顔を歪めて人並みであることにしがみついて、
積み上げてきたものに未練なんかない。
そう言い切れることがそもそも幸せだから。
不十分な自分でも良いよって
昔に戻って自分に言ってやりたい。
見渡せば誰も彼も足りなくて
自分だけが許されたような顔をしているだけ。
空っぽだなんて傲慢過ぎるよ。
ガラクタで埋め尽くされた感情を
重たく引き摺って歩くのが精一杯。
人並み以下なら妥協も幸せの元だろう。
いつもより少し遠くまで歩くと、どこかの通学路に差し掛かる。
自転車で並んで走る二人。

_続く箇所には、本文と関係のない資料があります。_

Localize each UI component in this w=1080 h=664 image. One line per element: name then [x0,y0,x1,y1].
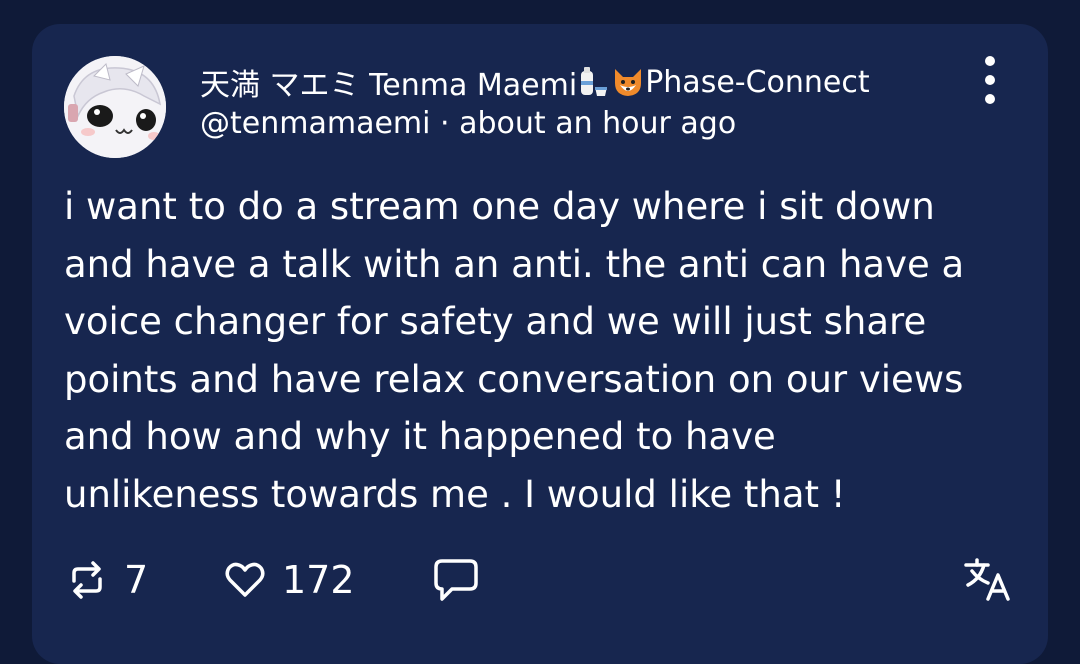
display-name-row[interactable]: 天満 マエミ Tenma Maemi Phase-Connect [200,60,870,104]
avatar-image [64,56,166,158]
post-body: i want to do a stream one day where i si… [64,185,965,516]
avatar[interactable] [64,56,166,158]
display-name-suffix[interactable]: Phase-Connect [645,65,869,100]
like-count: 172 [282,558,355,602]
translate-button[interactable] [962,552,1014,608]
separator: · [440,106,450,141]
handle-row: @tenmamaemi · about an hour ago [200,106,736,141]
reply-button[interactable] [430,552,482,608]
repost-count: 7 [124,558,149,602]
repost-button[interactable]: 7 [64,552,148,608]
heart-icon [225,562,265,597]
action-bar: 7 172 [64,552,1024,608]
handle[interactable]: @tenmamaemi [200,106,430,141]
repost-icon [72,561,102,599]
translate-icon [964,558,1010,601]
fox-emoji-icon [615,69,642,96]
display-name[interactable]: 天満 マエミ Tenma Maemi [200,60,577,104]
post-card[interactable]: 天満 マエミ Tenma Maemi Phase-Connect @tenmam… [32,24,1048,664]
more-vertical-icon[interactable] [970,56,1010,104]
reply-icon [434,559,478,601]
like-button[interactable]: 172 [222,552,355,608]
timestamp[interactable]: about an hour ago [459,106,736,141]
sake-emoji-icon [581,67,608,96]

埋められない寂しさを思い出す。
誰かが傍にいてくれれば
それだけで満たされるって思ってた。
『助けてあげたい』って君は言うけど
こびり着いた孤独は剥がれなかった。
空っぽだなんて哀しすぎるよ。
どれだけ集めても満たされなくて。
重たく引き摺って歩くのが精一杯。
一度手にしたら捨てられないだけ。